This exhibition attempts to elucidate through a process of travel, research and making, the way memory markers reveal or conceal themselves in differing circumstances, specifically discussing ideas of enigma, signature, place-naming, silence, absence and speech. By observing and referencing signs, signwriting, tombstones and monuments there is a repeated encounter of human interventions with and in landscape. Whilst I walk the tracks and paths towards these markers I am repeating the action of advancing and retreating from memory, I also perform a kind of pilgrimage/research interaction that reveals to me the complex and differing layers of memory that exist within the social spaces of Aotearoa New Zealand. These experiences of mine in the field, both physical and cerebral are then articulated into the art works that constitute the thesis of this practice led PhD.
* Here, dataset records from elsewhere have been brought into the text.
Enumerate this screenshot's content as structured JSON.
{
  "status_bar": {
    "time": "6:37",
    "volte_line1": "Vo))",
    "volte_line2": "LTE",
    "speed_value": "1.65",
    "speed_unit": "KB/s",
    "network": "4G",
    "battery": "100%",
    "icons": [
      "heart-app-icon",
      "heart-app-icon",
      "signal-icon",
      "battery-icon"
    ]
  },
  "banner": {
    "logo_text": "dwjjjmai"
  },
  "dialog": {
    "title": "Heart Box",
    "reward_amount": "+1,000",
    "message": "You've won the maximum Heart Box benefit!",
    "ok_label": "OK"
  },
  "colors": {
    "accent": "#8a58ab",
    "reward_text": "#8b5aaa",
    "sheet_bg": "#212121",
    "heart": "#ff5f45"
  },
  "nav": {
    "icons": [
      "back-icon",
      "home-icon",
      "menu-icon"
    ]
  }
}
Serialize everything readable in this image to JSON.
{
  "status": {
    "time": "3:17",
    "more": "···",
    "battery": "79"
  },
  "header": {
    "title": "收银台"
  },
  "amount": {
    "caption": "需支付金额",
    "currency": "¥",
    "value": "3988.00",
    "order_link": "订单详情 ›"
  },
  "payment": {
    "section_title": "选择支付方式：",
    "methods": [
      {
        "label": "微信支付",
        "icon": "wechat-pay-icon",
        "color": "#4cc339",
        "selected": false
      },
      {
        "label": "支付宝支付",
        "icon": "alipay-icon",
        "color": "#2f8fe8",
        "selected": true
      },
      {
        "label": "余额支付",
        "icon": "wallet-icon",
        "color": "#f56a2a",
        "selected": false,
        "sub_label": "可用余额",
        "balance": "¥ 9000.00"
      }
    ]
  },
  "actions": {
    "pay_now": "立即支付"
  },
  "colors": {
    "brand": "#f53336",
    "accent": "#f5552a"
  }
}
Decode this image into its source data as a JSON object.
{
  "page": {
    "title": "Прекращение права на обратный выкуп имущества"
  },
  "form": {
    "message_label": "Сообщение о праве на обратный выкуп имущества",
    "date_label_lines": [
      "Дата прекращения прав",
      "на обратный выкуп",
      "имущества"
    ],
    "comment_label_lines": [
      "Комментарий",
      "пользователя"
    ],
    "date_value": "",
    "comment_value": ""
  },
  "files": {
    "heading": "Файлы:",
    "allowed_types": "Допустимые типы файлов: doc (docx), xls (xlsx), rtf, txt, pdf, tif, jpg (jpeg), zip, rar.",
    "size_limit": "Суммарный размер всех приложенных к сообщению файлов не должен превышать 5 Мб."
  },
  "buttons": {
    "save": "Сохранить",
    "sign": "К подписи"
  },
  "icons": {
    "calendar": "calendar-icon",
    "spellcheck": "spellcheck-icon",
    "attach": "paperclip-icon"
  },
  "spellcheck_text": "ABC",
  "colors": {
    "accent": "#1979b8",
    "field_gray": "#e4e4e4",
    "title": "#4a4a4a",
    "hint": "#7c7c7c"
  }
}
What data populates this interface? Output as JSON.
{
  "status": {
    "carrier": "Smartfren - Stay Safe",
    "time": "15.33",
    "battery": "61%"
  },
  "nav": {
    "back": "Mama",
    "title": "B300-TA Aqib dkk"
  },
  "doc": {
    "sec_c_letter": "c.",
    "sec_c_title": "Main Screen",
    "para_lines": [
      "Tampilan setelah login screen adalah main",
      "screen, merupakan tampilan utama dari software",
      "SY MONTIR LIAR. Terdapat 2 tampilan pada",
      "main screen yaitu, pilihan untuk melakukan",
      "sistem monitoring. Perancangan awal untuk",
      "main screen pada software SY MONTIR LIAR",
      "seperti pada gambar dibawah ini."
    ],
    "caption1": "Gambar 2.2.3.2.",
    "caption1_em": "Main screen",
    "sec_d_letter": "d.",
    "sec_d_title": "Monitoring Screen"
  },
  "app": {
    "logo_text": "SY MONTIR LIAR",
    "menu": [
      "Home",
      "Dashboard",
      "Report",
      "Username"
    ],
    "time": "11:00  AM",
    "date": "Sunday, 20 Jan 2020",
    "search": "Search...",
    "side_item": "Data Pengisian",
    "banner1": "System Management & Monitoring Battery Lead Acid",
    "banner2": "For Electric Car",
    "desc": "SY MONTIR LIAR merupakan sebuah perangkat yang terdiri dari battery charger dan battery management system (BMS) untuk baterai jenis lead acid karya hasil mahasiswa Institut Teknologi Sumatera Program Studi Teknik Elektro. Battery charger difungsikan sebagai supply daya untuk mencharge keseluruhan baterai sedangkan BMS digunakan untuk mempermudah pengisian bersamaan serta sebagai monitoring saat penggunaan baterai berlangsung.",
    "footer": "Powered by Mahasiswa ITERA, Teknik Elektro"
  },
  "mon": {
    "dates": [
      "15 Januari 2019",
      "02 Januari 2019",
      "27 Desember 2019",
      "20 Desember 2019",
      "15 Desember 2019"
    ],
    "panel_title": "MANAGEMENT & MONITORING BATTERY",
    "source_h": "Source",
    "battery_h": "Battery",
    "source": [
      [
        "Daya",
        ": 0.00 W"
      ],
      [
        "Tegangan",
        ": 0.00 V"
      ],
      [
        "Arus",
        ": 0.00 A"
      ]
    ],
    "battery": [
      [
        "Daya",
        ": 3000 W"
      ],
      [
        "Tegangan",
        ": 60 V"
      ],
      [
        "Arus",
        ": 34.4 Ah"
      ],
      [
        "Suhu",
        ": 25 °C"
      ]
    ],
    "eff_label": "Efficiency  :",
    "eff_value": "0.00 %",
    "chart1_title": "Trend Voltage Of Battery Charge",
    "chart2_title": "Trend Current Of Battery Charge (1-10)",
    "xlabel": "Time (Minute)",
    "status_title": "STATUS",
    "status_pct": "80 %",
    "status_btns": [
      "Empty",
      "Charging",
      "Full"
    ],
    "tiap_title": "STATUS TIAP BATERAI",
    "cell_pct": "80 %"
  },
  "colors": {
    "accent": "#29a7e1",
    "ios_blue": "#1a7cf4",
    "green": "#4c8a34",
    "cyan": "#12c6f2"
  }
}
A key aspect of the project involves the research and discussion of the uses of text in Aotearoa New Zealand and its continued presence in contemporary art. Within the parameters of this writing I pay particular attention to the usages of language that draw attention to the complexities of naming, recording and translating the texture of social memory in the public domain.
Research questions involve a questioning of the nature of historical monuments in relationship to the complexities of memory. Furthermore, as a nonindigenous landscape artist, who was born in Aotearoa, how does my artistic practice relate to modernist perceptions and traditions of landscape painting in New Zealand? How does the nature of travel and the use of photography relate to an ongoing studio practice?
Surveyor has become an exhibition that attempts to trouble oppositional structures of presence and absence, inscription and erasure. In this respect, the project engages with temporalities in which artworks explore death and memory. The difficulties of reading the underlying qualities of marked places. My practice explores the lingering effect that memory markers have on the witness. At the core of my work and its translations of the landscape exists a dis-stilling of time that paradoxically opens up toward the depth of an elsewhere. This ‘elsewhereness’ destabilises binary oppositions which presume to lock a fixed site to a fixed time.